# Miss Teen USA 2007 - South Carolina answers a question



## David Baxter PhD (Jan 20, 2010)

YouTube - Miss Teen USA 2007 - South Carolina answers a question


----------



## Domo (Jan 20, 2010)

oh.my.god

:rofl:


----------



## Meg (Jan 20, 2010)

Every time I watch it I feel so torn between feeling sorry for her and laughing... :lol:


----------



## Jazzey (Jan 20, 2010)

WOW...That's just painful.  I can't even drum up feeling sorry for her - I'm too busy listening to her brain go "la,la,la,la". :lol:


----------



## gooblax (Jan 20, 2010)

Well, at least she got one thing right... Some people don't have maps. Clearly she could use one.


----------



## Domo (Jan 20, 2010)

I especially like her use of 'such as'.

How does the host not burst out laughing?!


----------



## gooblax (Jan 20, 2010)

Domo said:


> I especially like her use of 'such as'.

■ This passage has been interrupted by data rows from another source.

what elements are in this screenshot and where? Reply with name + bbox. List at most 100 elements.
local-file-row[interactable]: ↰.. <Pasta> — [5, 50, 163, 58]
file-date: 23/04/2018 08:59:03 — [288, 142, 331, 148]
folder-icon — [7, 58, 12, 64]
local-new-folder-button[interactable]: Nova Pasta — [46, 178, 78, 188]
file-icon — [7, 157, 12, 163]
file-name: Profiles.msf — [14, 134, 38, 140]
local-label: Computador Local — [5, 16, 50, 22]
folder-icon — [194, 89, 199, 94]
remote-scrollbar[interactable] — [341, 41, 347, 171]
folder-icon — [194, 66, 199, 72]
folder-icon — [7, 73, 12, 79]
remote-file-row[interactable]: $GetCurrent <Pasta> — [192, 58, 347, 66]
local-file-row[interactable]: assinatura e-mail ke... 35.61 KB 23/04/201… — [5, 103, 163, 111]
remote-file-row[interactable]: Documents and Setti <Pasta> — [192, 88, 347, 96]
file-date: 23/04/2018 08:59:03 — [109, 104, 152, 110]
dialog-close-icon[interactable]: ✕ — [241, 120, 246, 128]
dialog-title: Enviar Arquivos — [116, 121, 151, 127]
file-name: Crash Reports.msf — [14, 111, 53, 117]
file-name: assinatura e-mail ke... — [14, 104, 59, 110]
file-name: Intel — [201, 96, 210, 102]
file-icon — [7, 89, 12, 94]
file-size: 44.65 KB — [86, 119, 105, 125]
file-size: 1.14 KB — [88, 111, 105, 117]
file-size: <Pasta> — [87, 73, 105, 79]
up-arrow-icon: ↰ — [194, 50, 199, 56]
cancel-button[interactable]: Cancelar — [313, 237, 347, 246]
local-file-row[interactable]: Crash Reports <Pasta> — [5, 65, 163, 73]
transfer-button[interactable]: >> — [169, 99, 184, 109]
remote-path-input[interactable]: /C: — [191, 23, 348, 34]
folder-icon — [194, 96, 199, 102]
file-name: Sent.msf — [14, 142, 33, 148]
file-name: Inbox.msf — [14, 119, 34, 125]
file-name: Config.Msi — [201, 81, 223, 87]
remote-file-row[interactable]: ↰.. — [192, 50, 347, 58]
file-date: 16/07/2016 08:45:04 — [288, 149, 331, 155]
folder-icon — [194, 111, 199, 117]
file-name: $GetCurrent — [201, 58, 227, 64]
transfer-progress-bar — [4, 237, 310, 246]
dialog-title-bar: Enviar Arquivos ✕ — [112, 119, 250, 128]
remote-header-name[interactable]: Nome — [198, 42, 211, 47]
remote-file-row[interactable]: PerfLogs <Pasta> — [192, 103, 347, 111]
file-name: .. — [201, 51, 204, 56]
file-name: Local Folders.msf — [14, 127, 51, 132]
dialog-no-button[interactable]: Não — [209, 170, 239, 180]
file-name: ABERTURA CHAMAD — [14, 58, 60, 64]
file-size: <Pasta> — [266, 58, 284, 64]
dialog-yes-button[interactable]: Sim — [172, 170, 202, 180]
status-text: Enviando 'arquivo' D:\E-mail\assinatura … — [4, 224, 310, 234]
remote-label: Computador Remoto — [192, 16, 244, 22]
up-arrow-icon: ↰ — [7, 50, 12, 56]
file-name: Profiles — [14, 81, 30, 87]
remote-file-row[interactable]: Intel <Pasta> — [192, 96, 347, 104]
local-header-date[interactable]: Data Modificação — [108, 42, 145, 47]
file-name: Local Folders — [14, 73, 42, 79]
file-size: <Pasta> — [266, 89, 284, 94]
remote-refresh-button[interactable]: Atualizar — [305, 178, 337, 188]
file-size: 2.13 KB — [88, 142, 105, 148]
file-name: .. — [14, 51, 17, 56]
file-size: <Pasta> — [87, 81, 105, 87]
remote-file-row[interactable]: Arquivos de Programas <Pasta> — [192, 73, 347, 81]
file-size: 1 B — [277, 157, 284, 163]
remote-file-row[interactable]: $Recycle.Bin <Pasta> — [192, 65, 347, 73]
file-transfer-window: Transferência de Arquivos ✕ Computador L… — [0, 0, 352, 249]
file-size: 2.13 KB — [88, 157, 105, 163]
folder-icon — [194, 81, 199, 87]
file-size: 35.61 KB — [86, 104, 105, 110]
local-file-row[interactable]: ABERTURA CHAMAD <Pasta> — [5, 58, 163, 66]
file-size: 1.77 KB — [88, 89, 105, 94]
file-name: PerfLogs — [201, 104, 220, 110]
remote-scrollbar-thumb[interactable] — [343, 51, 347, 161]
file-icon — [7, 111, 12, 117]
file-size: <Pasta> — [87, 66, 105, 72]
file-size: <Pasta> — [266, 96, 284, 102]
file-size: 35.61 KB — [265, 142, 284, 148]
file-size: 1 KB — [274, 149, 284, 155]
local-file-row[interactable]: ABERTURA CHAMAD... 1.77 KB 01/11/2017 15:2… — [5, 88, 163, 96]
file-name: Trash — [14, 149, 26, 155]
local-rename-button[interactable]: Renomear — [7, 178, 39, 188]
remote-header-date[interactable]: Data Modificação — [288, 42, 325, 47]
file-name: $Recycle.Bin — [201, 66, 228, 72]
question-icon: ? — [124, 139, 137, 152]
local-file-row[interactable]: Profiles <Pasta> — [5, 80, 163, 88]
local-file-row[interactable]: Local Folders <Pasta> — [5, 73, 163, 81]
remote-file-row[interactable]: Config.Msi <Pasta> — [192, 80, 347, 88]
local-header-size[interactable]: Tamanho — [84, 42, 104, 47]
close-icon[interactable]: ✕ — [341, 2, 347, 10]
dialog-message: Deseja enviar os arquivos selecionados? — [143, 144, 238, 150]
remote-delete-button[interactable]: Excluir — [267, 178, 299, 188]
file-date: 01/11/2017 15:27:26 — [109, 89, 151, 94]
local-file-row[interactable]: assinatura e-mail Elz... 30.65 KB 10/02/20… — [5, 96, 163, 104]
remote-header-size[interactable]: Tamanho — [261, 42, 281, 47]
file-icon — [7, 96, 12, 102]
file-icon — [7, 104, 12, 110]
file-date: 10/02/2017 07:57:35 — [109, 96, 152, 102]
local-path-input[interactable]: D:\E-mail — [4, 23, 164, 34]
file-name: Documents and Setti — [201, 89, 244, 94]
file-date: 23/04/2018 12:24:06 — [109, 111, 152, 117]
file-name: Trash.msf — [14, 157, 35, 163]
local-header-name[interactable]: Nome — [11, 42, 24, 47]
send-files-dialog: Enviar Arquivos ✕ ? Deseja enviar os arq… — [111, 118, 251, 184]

 Aww, but "such as" got me A's all through high school.  It's useful in sentences such as this... like, such as.


----------



## Domo (Jan 20, 2010)

Hahaha.

I didn't go to high school. I didn't have a map to get there


----------



## forgetmenot (Jan 20, 2010)

i too sort of just cringe and felt sorry for her.  I am sure she wishes she had answered differently


----------



## David Baxter PhD (Jan 20, 2010)

I have a mixed reaction. On the one hand, I agree with you that it's hard not to sympathize with her public embrassment. On the other hand, it is funny.


----------